Aku menuju sebuah kedai kopi. Memesan minuman dengan cup ukuran sedang namun isinya bukan kopi, aku ingin mengurangi
caffeine. Sudah sebulan kira-kira kujauhi minuman hitam pekat nan pahit itu.
Setelah minuman
kupegang, tak kulihat kursi kosong di sekitar, selain kursi di depanmu. Dengan
sedikit ragu aku mendekatimu. Dengan nada tak yakin aku bertanya. Kursi kosong
di depanmu tak adakah yang punya.
Sesuai harapan,
kau menjawab dengan anggukan menandakan iya. Melebihi ekspektasi, kau tawarkan
aku mengisi kursi itu karena kau juga tahu tak ada lagi kursi yang bisa
kududuki selain yang di depanmu.
Sedikit canggung,
aku duduk sembari mengucap terima kasih. Lagi-lagi kau hanya mengangguk.

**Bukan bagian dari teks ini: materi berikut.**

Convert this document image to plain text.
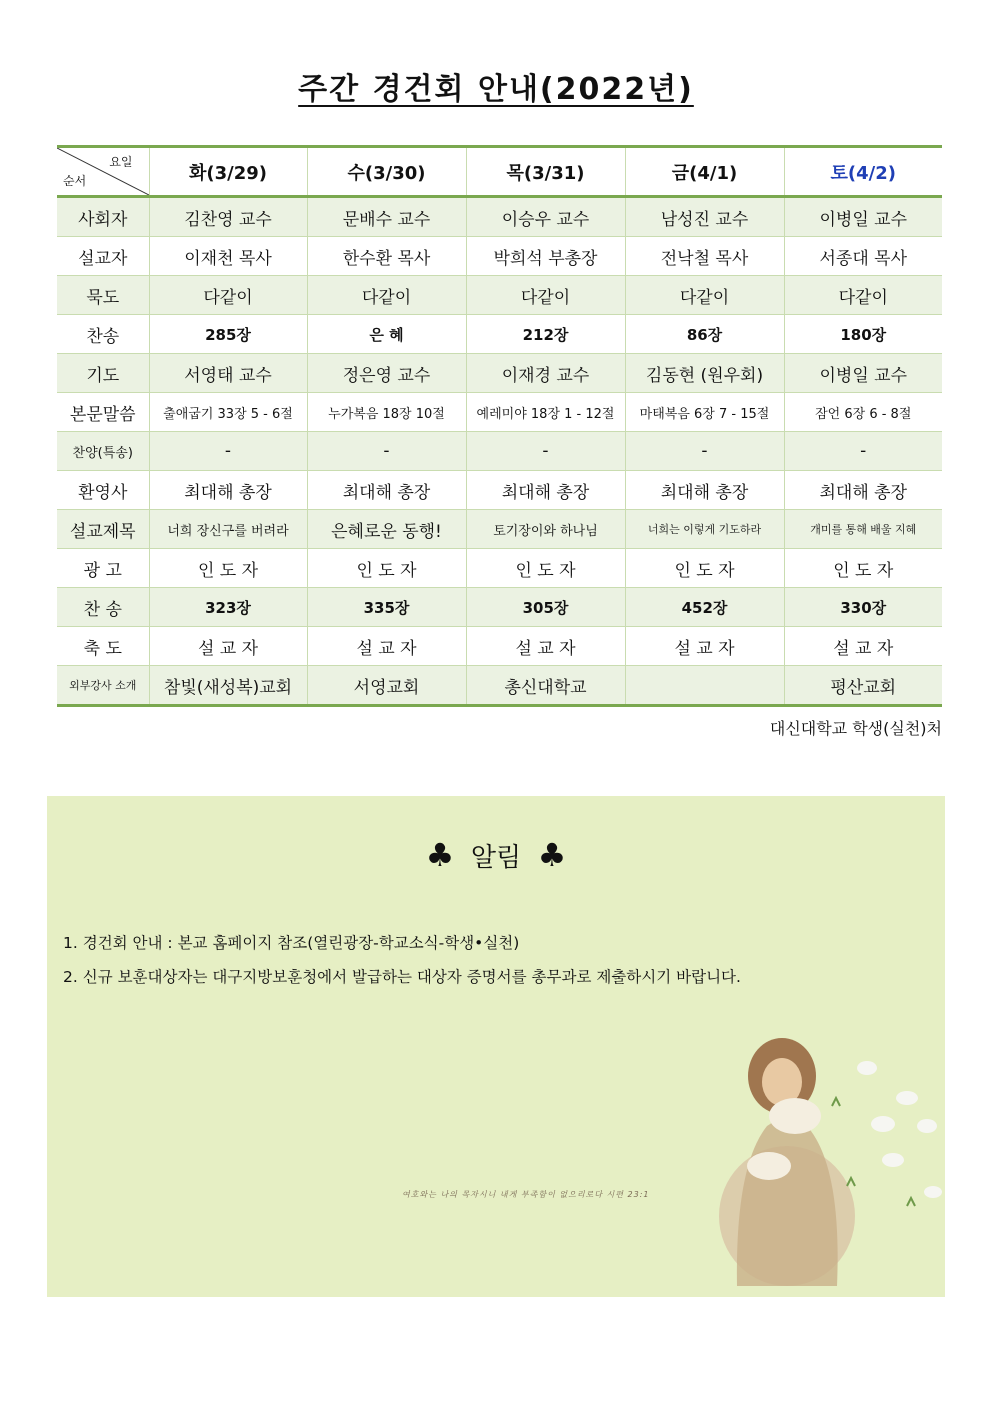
주간 경건회 안내(2022년)
요일
순서	화(3/29)	수(3/30)	목(3/31)	금(4/1)	토(4/2)
사회자	김찬영 교수	문배수 교수	이승우 교수	남성진 교수	이병일 교수
설교자	이재천 목사	한수환 목사	박희석 부총장	전낙철 목사	서종대 목사
묵도	다같이	다같이	다같이	다같이	다같이
찬송	285장	은 혜	212장	86장	180장
기도	서영태 교수	정은영 교수	이재경 교수	김동현 (원우회)	이병일 교수
본문말씀	출애굽기 33장 5 - 6절	누가복음 18장 10절	예레미야 18장 1 - 12절	마태복음 6장 7 - 15절	잠언 6장 6 - 8절
찬양(특송)	-	-	-	-	-
환영사	최대해 총장	최대해 총장	최대해 총장	최대해 총장	최대해 총장
설교제목	너희 장신구를 버려라	은혜로운 동행!	토기장이와 하나님	너희는 이렇게 기도하라	개미를 통해 배울 지혜
광 고	인 도 자	인 도 자	인 도 자	인 도 자	인 도 자
찬 송	323장	335장	305장	452장	330장
축 도	설 교 자	설 교 자	설 교 자	설 교 자	설 교 자
외부강사 소개	참빛(새성복)교회	서영교회	총신대학교		평산교회
대신대학교 학생(실천)처
♣ 알림 ♣
1. 경건회 안내 : 본교 홈페이지 참조(열린광장-학교소식-학생•실천)
2. 신규 보훈대상자는 대구지방보훈청에서 발급하는 대상자 증명서를 총무과로 제출하시기 바랍니다.
여호와는 나의 목자시니 내게 부족함이 없으리로다 시편 23:1
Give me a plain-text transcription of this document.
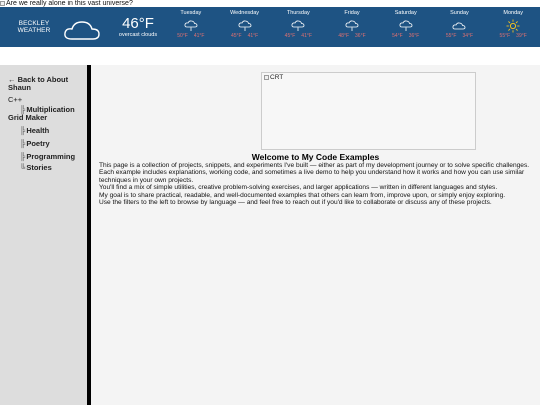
Are we really alone in this vast universe?
BECKLEY WEATHER	46°F
overcast clouds
Tuesday
50°F 41°F
Wednesday
45°F 41°F
Thursday
45°F 41°F
Friday
48°F 36°F
Saturday
54°F 36°F
Sunday
55°F 34°F
Monday
55°F 39°F
← Back to About Shaun
C++
╠Multiplication Grid Maker
╠Health
╠Poetry
╠Programming
╚Stories
CRT
Welcome to My Code Examples

This page is a collection of projects, snippets, and experiments I've built — either as part of my development journey or to solve specific challenges.

Each example includes explanations, working code, and sometimes a live demo to help you understand how it works and how you can use similar techniques in your own projects.

You'll find a mix of simple utilities, creative problem-solving exercises, and larger applications — written in different languages and styles.

My goal is to share practical, readable, and well-documented examples that others can learn from, improve upon, or simply enjoy exploring.

Use the filters to the left to browse by language — and feel free to reach out if you'd like to collaborate or discuss any of these projects.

Kuterjemahkan itu sebagai “Tak masalah, santai saja.”
Aku menyibukkan
diri dengan melihat di sekitar, seolah ingin mencari kursi kosong lainnya.
Padahal aku tak benar-benar ingin pindah dari sini.
Tak kusangka,
kau menjulurkan tanganmu dan berkata “Susu Cokelat.” Aku kaget dan mematung
beberapa detik, lalu tatapanmu mengarah ke minuman di depanmu. Aku mengerti dan
kubalas “Green Tea,” sambil
kutunjukkan minuman yang kubawa. Jabatan tangan kita terlepas. “Green tea dengan topping vanilla, saran
dari masnya,” lanjutku sambil menunjuk
ke barista kedai kopi yang melayaniku tadi. Mendengarnya kau hanya tersenyum.
Lalu kau kembali
sibuk dengan ponsel di tanganmu. Sedangkan aku kembali sibuk mencari bahan
obrolan karena sungguh aku ingin bisa bicara lebih banyak dengan Susu Cokelat
di depanku. Namun aku bukanlah orang yang bisa dengan mudah menemukan bahan
obrolan, kau pun tampaknya demikian.
Hingga tak
kurang dari setengah jam kita duduk berhadapan, tanpa percakapan. Hanya sesekali
kau tampak melihat ke arahku, dan aku berkali-kali menatap wajah seriusmu.
Dalam hati aku memuji betapa manis Susu Cokelat di depanku.
Sampai akhirnya
kau mengambil tasmu bersiap untuk pergi. Kau mengatakan bahwa kau harus pergi.
“Green tea bagus untuk kesehatan,”
katamu sebelum pergi. “Susu cokelatmu tampak manis, sebaiknya jangan
sering-sering minum itu,” balasku. Kau tersenyum kemudian berlalu.